Pour éviter ce scénario catastrophe, Santé Publique a demandé à ce que l'ensemble des tests positifs au covid-19 fassent l'objet d'un criblage, comme le relaient des enseignes de comparatif mutuelle. Mais en dépit de cette consigne, il a été constaté au 25 juin dernier que seulement un peu moins de la moitié des tests effectués ont été passé au peigne fin. C'est du moins ce qu'a indiqué l'agence sanitaire.


Une proportion de tests criblés insuffisante

Le variant delta est en progression à l'intérieur des frontières de l'Hexagone. À la mi-juin, il ne représentait que 5 % des mutations enregistrées, mais aujourd'hui il en constituerait un peu plus de 10 %. La montée en charge de cette mutation est inquiétante, car elle possède une capacité de transmission significativement élevée et les scientifiques la soupçonnent d'être résistante aux vaccins.

Au Royaume-Uni, la propagation du variant delta a entrainé le report de la levée des restrictions sanitaires. En France, la montée en puissance de cette mutation pourrait également stopper le processus de déconfinement progressif. Un nouveau cantonnement n'est pas non plus à exclure.

Pour éviter ce scénario, les laboratoires français ont reçu comme consigne d'effectuer des criblages sur l'ensemble des tests positifs au covid-19. Mais actuellement, seuls 45,2 % de ces tests font l'objet d'un criblage. Pour l'heure, Santé Publique France ne saurait en expliquer la raison, mais il est probable que cela est dû à un manque de matériels. L'agence sanitaire devrait prochainement demander une explication aux laboratoires et continue de les demander à faire ces analyses. Jusqu'à maintenant, ces opérations ont permis de détecter trois mutations considérées comme préoccupantes.

Trois mutations particulièrement inquiétantes

Hormis le passage au crible, il a aussi été demandé aux laboratoires d'effectuer des séquençages. Ces enquêtes flash révèlent que le variant alpha reste majoritaire en France à 81,9 %. Mais il semble perdre du terrain. En effet, à fin mai, ce taux se montait à 86,3 %. Les dernières enquêtes flash révèlent également que le variant delta a été retrouvé dans 7 % des échantillons, contre 0,8 % lors de la précédente étude. Le variant sud-africain et brésilien constituent 10,4 % des mutations détectées.

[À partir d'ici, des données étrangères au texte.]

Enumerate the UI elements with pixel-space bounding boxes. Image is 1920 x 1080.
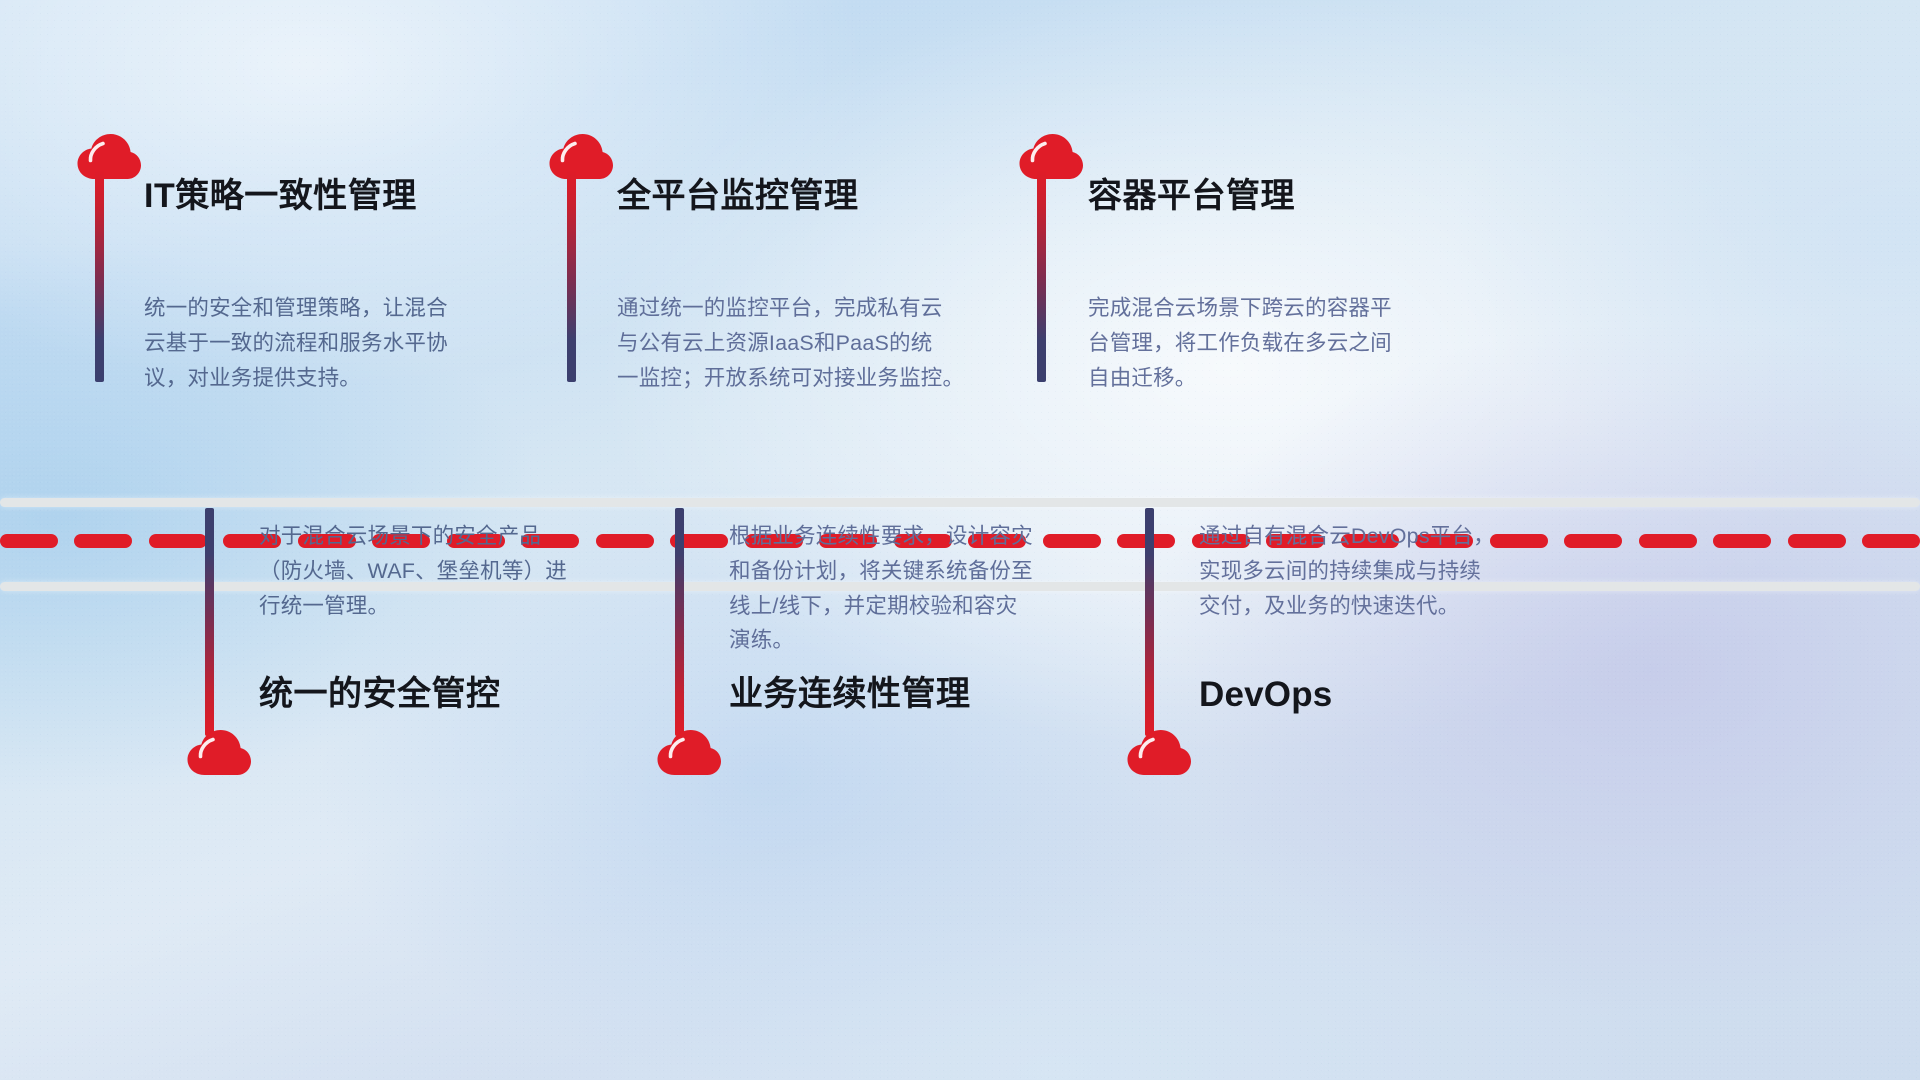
dash-segment xyxy=(1713,534,1771,548)
bottom-item-title: 统一的安全管控 xyxy=(259,676,501,713)
top-item-description: 统一的安全和管理策略，让混合 云基于一致的流程和服务水平协 议，对业务提供支持。 xyxy=(144,291,504,395)
connector-stem xyxy=(95,170,104,382)
dash-segment xyxy=(1564,534,1622,548)
connector-stem xyxy=(1145,508,1154,736)
top-item-description: 完成混合云场景下跨云的容器平 台管理，将工作负载在多云之间 自由迁移。 xyxy=(1088,291,1448,395)
connector-stem xyxy=(567,170,576,382)
top-item-title: 容器平台管理 xyxy=(1088,178,1295,215)
cloud-icon xyxy=(548,132,614,182)
connector-stem xyxy=(675,508,684,736)
dash-segment xyxy=(0,534,58,548)
bottom-item-description: 对于混合云场景下的安全产品 （防火墙、WAF、堡垒机等）进 行统一管理。 xyxy=(259,519,619,623)
cloud-icon xyxy=(186,728,252,778)
dash-segment xyxy=(1639,534,1697,548)
infographic-canvas: IT策略一致性管理 统一的安全和管理策略，让混合 云基于一致的流程和服务水平协 … xyxy=(0,0,1920,1080)
top-item-title: IT策略一致性管理 xyxy=(144,178,417,215)
cloud-icon xyxy=(1018,132,1084,182)
dash-segment xyxy=(1862,534,1920,548)
dash-segment xyxy=(1788,534,1846,548)
cloud-icon xyxy=(656,728,722,778)
divider-rule-upper xyxy=(0,498,1920,507)
dash-segment xyxy=(74,534,132,548)
dash-segment xyxy=(149,534,207,548)
top-item-description: 通过统一的监控平台，完成私有云 与公有云上资源IaaS和PaaS的统 一监控；开… xyxy=(617,291,977,395)
bottom-item-description: 通过自有混合云DevOps平台， 实现多云间的持续集成与持续 交付，及业务的快速… xyxy=(1199,519,1559,623)
connector-stem xyxy=(1037,170,1046,382)
cloud-icon xyxy=(76,132,142,182)
bottom-item-title: 业务连续性管理 xyxy=(729,676,971,713)
connector-stem xyxy=(205,508,214,736)
cloud-icon xyxy=(1126,728,1192,778)
top-item-title: 全平台监控管理 xyxy=(617,178,859,215)
bottom-item-description: 根据业务连续性要求，设计容灾 和备份计划，将关键系统备份至 线上/线下，并定期校… xyxy=(729,519,1089,658)
bottom-item-title: DevOps xyxy=(1199,676,1332,715)
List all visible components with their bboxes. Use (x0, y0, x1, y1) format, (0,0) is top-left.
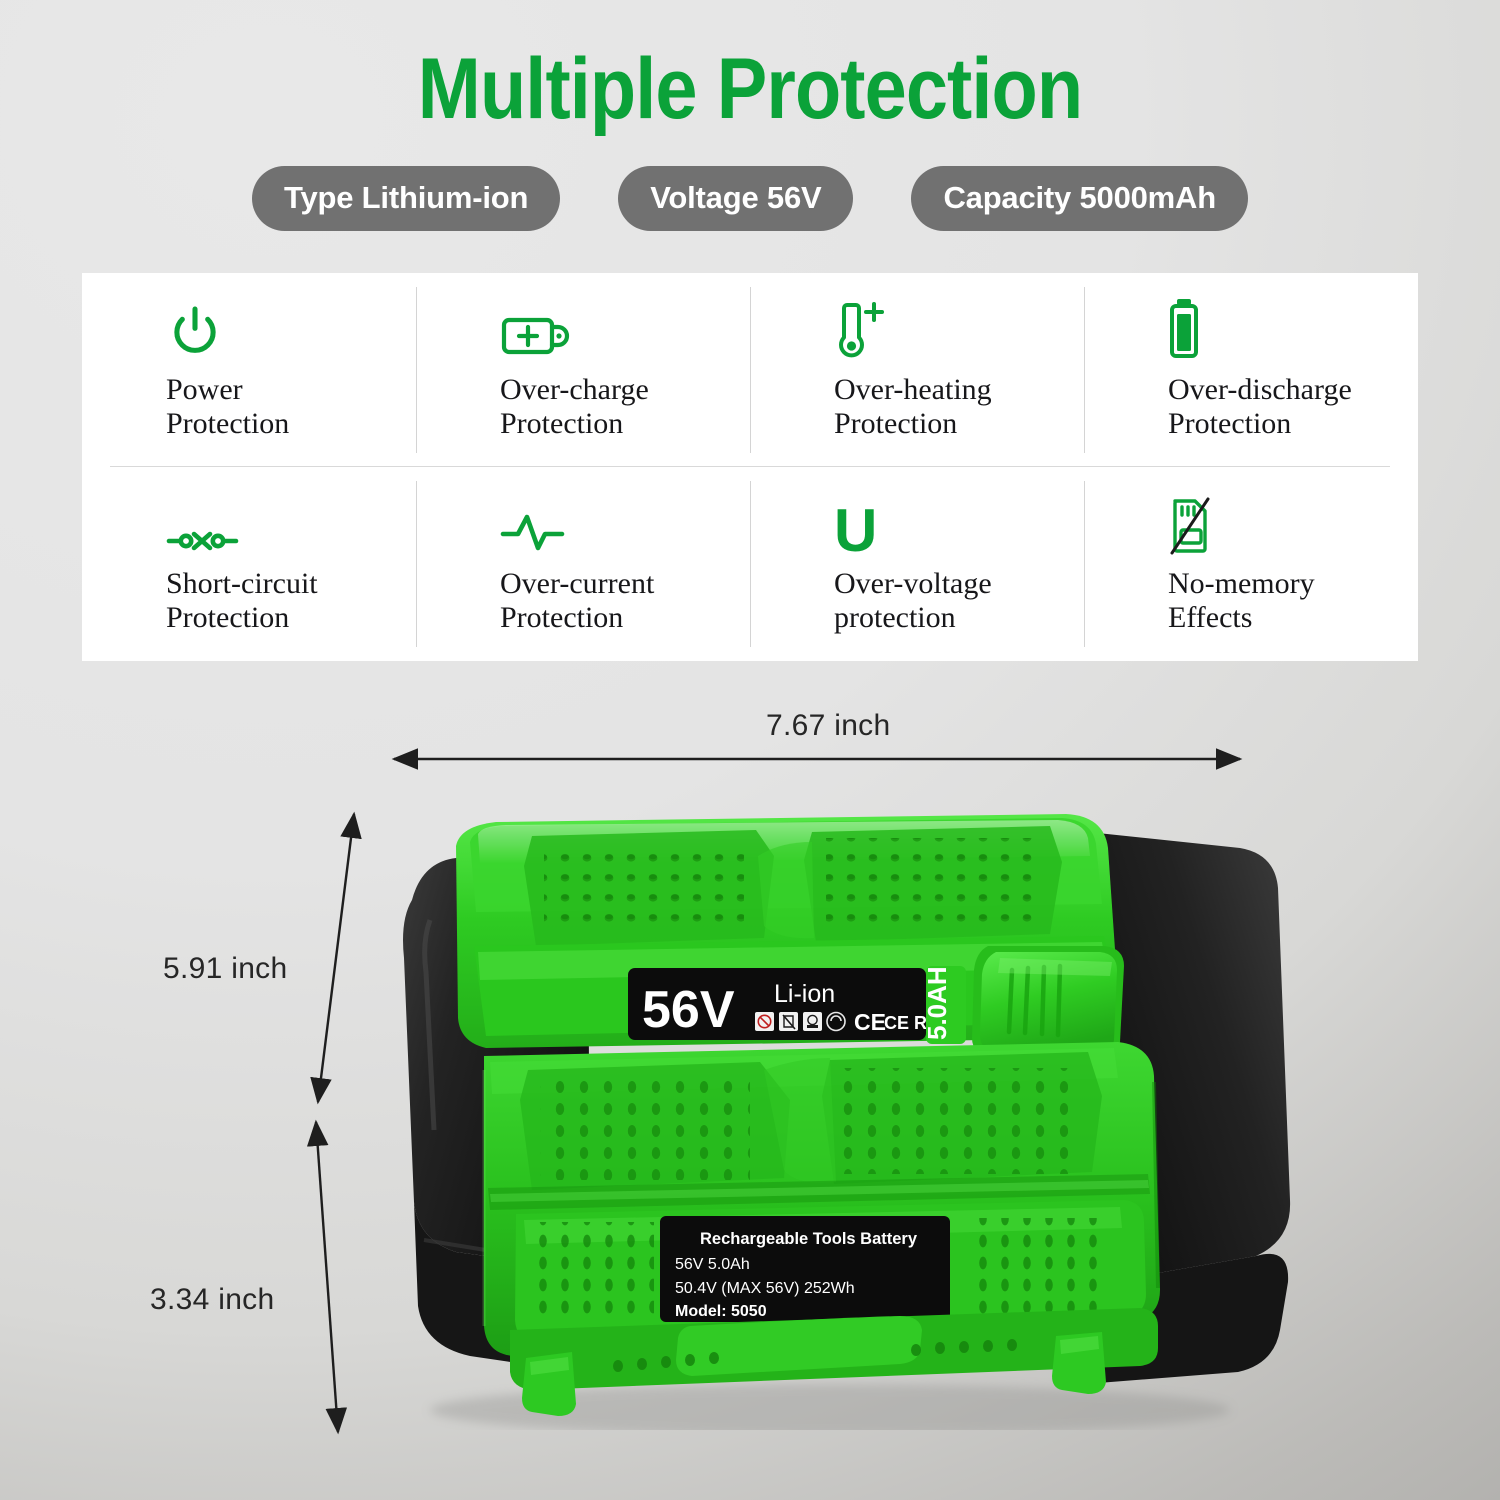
svg-text:CE: CE (854, 1009, 886, 1035)
feature-label: Over-heating Protection (834, 373, 1084, 441)
label-chemistry-text: Li-ion (774, 980, 835, 1008)
power-icon (166, 299, 416, 361)
feature-label: Short-circuit Protection (166, 567, 416, 635)
feature-label: Over-discharge Protection (1168, 373, 1418, 441)
dimension-depth-label: 3.34 inch (150, 1283, 274, 1317)
feature-short-circuit-protection: Short-circuit Protection (82, 467, 416, 661)
battery-product-image: 56V Li-ion CE CE RoHS (360, 770, 1310, 1430)
badge-voltage: Voltage 56V (618, 166, 853, 231)
battery-top-label: 56V Li-ion CE CE RoHS (628, 966, 966, 1044)
feature-label: Over-charge Protection (500, 373, 750, 441)
height-arrow (318, 814, 354, 1102)
page-title: Multiple Protection (90, 46, 1410, 132)
battery-full-icon (1168, 299, 1418, 361)
feature-label: Power Protection (166, 373, 416, 441)
waveform-icon (500, 493, 750, 555)
spec-badge-row: Type Lithium-ion Voltage 56V Capacity 50… (0, 166, 1500, 231)
dimension-width-label: 7.67 inch (766, 709, 890, 743)
protection-feature-card: Power Protection Over-charge Protection (82, 273, 1418, 661)
battery-plus-icon (500, 299, 750, 361)
thermometer-plus-icon (834, 299, 1084, 361)
feature-no-memory-effects: No-memory Effects (1084, 467, 1418, 661)
depth-arrow (316, 1122, 338, 1432)
feature-label: Over-current Protection (500, 567, 750, 635)
feature-row-2: Short-circuit Protection Over-current Pr… (82, 467, 1418, 661)
feature-over-discharge-protection: Over-discharge Protection (1084, 273, 1418, 467)
memory-card-slash-icon (1168, 493, 1418, 555)
spec-line-4: Model: 5050 (675, 1303, 767, 1320)
dimension-height-label: 5.91 inch (163, 952, 287, 986)
letter-u-icon: U (834, 493, 1084, 555)
feature-label: No-memory Effects (1168, 567, 1418, 635)
feature-row-1: Power Protection Over-charge Protection (82, 273, 1418, 467)
label-voltage-text: 56V (642, 981, 735, 1039)
product-infographic: Multiple Protection Type Lithium-ion Vol… (0, 0, 1500, 1500)
feature-over-current-protection: Over-current Protection (416, 467, 750, 661)
letter-u-glyph: U (834, 506, 877, 555)
short-circuit-icon (166, 493, 416, 555)
feature-over-heating-protection: Over-heating Protection (750, 273, 1084, 467)
feature-power-protection: Power Protection (82, 273, 416, 467)
label-capacity-tab-text: 5.0AH (922, 966, 952, 1040)
feature-over-charge-protection: Over-charge Protection (416, 273, 750, 467)
battery-spec-label: Rechargeable Tools Battery 56V 5.0Ah 50.… (660, 1216, 950, 1322)
badge-capacity: Capacity 5000mAh (911, 166, 1248, 231)
feature-label: Over-voltage protection (834, 567, 1084, 635)
spec-line-2: 56V 5.0Ah (675, 1256, 750, 1273)
spec-line-1: Rechargeable Tools Battery (700, 1230, 918, 1248)
feature-over-voltage-protection: U Over-voltage protection (750, 467, 1084, 661)
badge-type: Type Lithium-ion (252, 166, 560, 231)
spec-line-3: 50.4V (MAX 56V) 252Wh (675, 1280, 855, 1297)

Les derniers criblages réalisés montrent aussi que 10,5 % des variants portaient la mutation L452R, correspondant majoritairement au variant indien du covid-19. Concernant les mutations E484K et E484Q, ils ont été retrouvés respectivement dans 16,9 % et 0,9 % des tests effectués. Ces trois mutations sont particulièrement observées par les scientifiques, car ils sont plus transmissibles et peuvent rapidement entrainer le développement d'une forme sévère du coronavirus.

Les résultats des premières recherches sur ces trois mutations semblent également suggérer qu'elles sont résistantes aux injections anti-covid. Mais pour l'heure, les scientifiques n'en sont pas encore totalement convaincus. Mais si cette information est avérée, cela pourrait profondément chambouler la lutte contre la pandémie.